Al día siguiente los tres visitantes nos retiramos de la casa-quinta de Mar del Plata. Debo admitir también que la extraña conversación de la que habia sido testigo no había terminado en la parte trasera de la casa, sino que me la había llevado conmigo. Por las noches esta me despertaba, de día me atormentaba y no me dejaba trabajar con tranquilidad.
 Pasé varios años acompañado de la conversación. Años largos, en los que tranqué una gran amistad por correspondencia con Ray Phillips, que, paradójicamente, pese a nuestra amistad, nunca había optado por acallar mis fantasmas, por solucionar mis desperfectos emocionales. No, nada de eso. Y considero que esto fue así porque no había podido en los siguientes tiempos, mejor dicho, no había encontrado oportunidad de hallarlo en este país ni en uno limítrofe. De esa manera -considero- creo que habría podido inducirlo a reverlarme la verdad aunque sea con un buen golpe de puño. 
 Más allá de estas cuestiones, que hoy revisten un carácter de secundidad, recuerdo que en ocasión de una emisión radial en los 70' tuve la oportunidad de oir que había estallado un gran escándalo en Europa por la violación a los derechos de propiedad intelectual de libros de distintos autores, entre los que se encontraba Ray Phillips.

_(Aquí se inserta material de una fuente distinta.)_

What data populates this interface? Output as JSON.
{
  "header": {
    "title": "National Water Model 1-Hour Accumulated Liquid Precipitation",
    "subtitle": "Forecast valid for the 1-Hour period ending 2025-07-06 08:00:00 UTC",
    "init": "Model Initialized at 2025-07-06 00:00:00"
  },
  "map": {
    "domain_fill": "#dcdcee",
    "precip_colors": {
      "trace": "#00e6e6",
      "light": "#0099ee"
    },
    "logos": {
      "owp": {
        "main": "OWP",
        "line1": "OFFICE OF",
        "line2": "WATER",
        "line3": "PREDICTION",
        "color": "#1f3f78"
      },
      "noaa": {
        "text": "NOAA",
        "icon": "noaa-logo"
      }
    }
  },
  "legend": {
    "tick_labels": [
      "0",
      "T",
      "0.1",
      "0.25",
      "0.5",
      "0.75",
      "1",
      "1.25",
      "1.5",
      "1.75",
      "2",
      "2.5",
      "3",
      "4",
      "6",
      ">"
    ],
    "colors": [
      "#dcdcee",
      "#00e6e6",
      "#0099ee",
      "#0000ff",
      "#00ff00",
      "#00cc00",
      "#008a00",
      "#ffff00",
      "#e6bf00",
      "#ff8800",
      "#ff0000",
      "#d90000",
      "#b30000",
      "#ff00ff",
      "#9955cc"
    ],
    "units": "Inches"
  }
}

 Cuando, tiempo más tarde, el caso fue ahondado por los periódicos locales y se convirtió en el tema de importancia al fin pude entablar la relación necesaria para descubrir que la conversación de la que había sido testigo tenía que ver con el oscuro mundo de la venta de ideas por parte de Ray Phillips. Sin embargo, la acusación en un principio no perjudicaba al escritor norteamericano, puesto que este había trabajado con la fineza propia de un gran estafador. De hecho, en la situación que presencié, Ray Phillips vendió un libro: "Santa Nordila y aventuras convencionales", a la muchacha Jóan Gyllés, que lo había publicado en Italia bajo su autoría. No obstante, Ray Phillips, tras comercializarlo, también lo había publicado en una editorial de Buenos Aires. El norteamericano había pensado que en caso de descubrirse su obra cirulando en manos de otros autores, estas serían aplacadas por parte suya con una denuncia de plagio, sin embargo, no contó con que Jóan haya podido probar que el mismo Ray Phillips le había vendido la idea, y con que otros colegas estaban desarrollándo las mismas ilegalidades.
De esta manera se había destapado "la mafia de los libros" como se instaló en todos los matutinos, y que involucraba a otros cuatro escritores, también norteamericanos en la venta de ideas, y a ocho europeos en la compra. Desde ese acontecimiento, bastaron sólo dos meses para que la carrera de Ray Phillips como un intelectual de gran porte se pusiera en duda, en una duda gruesa que finalizó por hundirlo hacia el fondo del estrato más bajo de la consideración social. Este dato y la siguiente entrevista con el norteamericano en Mar del Plata fueron suficientes para que yo desestimara que Ray Phillips ahora se reía de sí mismo producto de una profunda abstracción. Al contrario, su nueva auto-representación estaba fundada en aspectos mucho menos conceptuales: es decir, el hecho de perder el respeto de la sociedad intelectual, de sus pares, había desencadenado en una pérdida frenética de su respeto hacia su persona. Sólo así puedo comprender que se llame a sí mismo: "el negro pelotudo".